11th February 2019

Things To Consider When Using Customer Lifetime Value

Things To Consider When Using Customer Lifetime Value

Customer lifetime value (CLV) can be described as the total worth a customer will have to business throughout their relationship. CLV is considered one of the most critical factors when understanding a business’s current and future success. But how exactly should marketers use it?

Retaining a customer is far more profitable in the long run than acquiring a new one. A 5% rise in customer retention is deemed to equate to a 20% rise in profits. CLV focuses on finding, nurturing and maintaining existing customers. Understanding CLV helps provide insight into how companies should invest in keeping their customers. It helps a business to focus on the likes of customer experience and the products themselves.

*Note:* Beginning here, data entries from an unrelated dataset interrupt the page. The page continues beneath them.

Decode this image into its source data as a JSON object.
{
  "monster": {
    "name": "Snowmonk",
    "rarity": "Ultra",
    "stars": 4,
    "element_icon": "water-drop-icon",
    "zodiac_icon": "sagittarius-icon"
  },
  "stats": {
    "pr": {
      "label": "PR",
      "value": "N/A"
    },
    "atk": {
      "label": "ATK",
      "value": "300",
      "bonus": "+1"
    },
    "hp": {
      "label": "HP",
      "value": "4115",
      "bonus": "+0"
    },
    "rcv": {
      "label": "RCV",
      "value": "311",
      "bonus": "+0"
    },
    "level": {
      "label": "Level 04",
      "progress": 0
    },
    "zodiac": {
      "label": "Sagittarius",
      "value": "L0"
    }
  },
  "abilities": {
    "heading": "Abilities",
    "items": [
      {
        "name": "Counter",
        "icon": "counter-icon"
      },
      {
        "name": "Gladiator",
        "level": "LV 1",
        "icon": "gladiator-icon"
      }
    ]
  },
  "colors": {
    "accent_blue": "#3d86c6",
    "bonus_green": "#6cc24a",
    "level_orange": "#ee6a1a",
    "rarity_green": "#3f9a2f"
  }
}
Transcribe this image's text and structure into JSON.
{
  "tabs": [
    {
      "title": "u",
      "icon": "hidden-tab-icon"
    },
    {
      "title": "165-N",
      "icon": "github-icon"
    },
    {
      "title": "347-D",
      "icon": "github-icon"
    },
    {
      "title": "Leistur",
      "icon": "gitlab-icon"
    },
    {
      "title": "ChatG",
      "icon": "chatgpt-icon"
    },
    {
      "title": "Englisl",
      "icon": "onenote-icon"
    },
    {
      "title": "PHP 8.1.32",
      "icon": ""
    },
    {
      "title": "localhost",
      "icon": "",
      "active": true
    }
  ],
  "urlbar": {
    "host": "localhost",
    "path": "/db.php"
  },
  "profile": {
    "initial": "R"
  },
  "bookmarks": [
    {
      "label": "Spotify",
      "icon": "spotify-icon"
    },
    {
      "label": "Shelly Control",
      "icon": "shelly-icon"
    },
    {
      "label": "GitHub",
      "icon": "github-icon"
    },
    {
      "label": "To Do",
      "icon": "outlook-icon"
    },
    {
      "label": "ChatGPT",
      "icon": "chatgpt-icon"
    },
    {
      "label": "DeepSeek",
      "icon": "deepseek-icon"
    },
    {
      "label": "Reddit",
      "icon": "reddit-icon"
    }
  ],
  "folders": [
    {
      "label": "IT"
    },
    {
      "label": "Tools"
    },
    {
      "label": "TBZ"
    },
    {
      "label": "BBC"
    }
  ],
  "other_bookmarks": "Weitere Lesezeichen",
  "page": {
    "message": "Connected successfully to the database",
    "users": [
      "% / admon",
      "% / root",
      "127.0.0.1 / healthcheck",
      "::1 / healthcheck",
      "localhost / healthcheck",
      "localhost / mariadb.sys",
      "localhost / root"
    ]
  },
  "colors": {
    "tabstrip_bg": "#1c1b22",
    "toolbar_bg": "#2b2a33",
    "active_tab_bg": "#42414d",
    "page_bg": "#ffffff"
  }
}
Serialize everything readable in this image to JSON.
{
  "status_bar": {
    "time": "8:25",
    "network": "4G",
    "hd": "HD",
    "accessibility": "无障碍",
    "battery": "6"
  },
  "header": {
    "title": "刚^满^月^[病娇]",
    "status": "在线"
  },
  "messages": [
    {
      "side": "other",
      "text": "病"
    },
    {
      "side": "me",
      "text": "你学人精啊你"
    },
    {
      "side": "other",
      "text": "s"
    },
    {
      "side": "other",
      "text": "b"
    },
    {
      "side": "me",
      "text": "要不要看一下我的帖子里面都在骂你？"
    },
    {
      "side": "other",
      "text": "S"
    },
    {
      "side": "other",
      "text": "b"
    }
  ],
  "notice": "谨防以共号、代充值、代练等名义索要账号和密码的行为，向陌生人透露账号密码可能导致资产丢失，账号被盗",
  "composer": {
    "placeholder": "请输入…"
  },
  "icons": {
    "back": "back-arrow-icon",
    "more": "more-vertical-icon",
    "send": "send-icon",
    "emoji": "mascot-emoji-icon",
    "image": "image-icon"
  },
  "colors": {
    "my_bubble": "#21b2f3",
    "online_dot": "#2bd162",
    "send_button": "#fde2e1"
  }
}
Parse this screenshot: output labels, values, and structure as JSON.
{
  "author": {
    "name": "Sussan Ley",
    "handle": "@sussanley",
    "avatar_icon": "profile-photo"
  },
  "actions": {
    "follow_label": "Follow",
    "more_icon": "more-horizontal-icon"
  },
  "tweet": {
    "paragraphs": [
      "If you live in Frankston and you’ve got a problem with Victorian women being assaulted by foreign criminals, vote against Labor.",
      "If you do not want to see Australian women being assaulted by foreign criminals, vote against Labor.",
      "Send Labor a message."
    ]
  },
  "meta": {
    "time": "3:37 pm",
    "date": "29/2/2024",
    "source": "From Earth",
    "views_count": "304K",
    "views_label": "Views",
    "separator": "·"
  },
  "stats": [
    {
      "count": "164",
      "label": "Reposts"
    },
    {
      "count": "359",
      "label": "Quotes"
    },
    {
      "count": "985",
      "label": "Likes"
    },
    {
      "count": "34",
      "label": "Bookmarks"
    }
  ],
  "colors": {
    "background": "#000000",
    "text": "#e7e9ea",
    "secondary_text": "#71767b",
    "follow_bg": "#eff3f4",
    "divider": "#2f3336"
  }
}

Assessing CLV helps marketers understand which customers are most valuable, which channels to use to communicate with them and how to have a deeper understanding of customer segments. When thinking about using CLV, companies need to consider carefully the following:

CLV and ROI go hand in hand.

Companies are still failing to grasp the fact that ROI is a short-term metric. They always seem to believe that this should be their primary focus. It is, in fact, the case that the two parameters, ROI and CLV, need to work together. When marketers focus less on overall ROI and more on attracting the right types of customers, it is then that they see the highest rates of profit.

Customer Lifetime Value
Source: Kissmetrics

 

Focus on customer experience

One of the best ways to boost Customer Lifetime Value is to ensure that you deliver on customer satisfaction. Satisfied customers stay loyal and keep coming back. If a company knows which of their customers carry the highest levels of CLV, they can focus on putting in place extra measures to ensure these customers are given extra care and focus, should any problems arise while they are using the service. Look at it as special privileges for special customers. If a customer with low CLV experiences issues they do not need to be met with a high level of customer care to compensate for their bad experience. A valuable customer does.

The importance of customer experience

Keep in mind the customer journey

To fully understand Customer Lifetime Value, marketers must have a finely-tuned knowledge of the customer journey. Through following the customer journey, we know what is essential to the customer and can allocate resources to bolster these experiences. Understanding the customer journey allows us to intervene with a high-value customer who is moving off the chart and re-engage with them.

Without the right data in place, it is challenging for marketers to measure CLV accurately. Allocating specific staff whose task it is to focus solely on CLV can prove valuable. It is vital to becoming aware of a customer’s value and in particular those who are more valuable than others.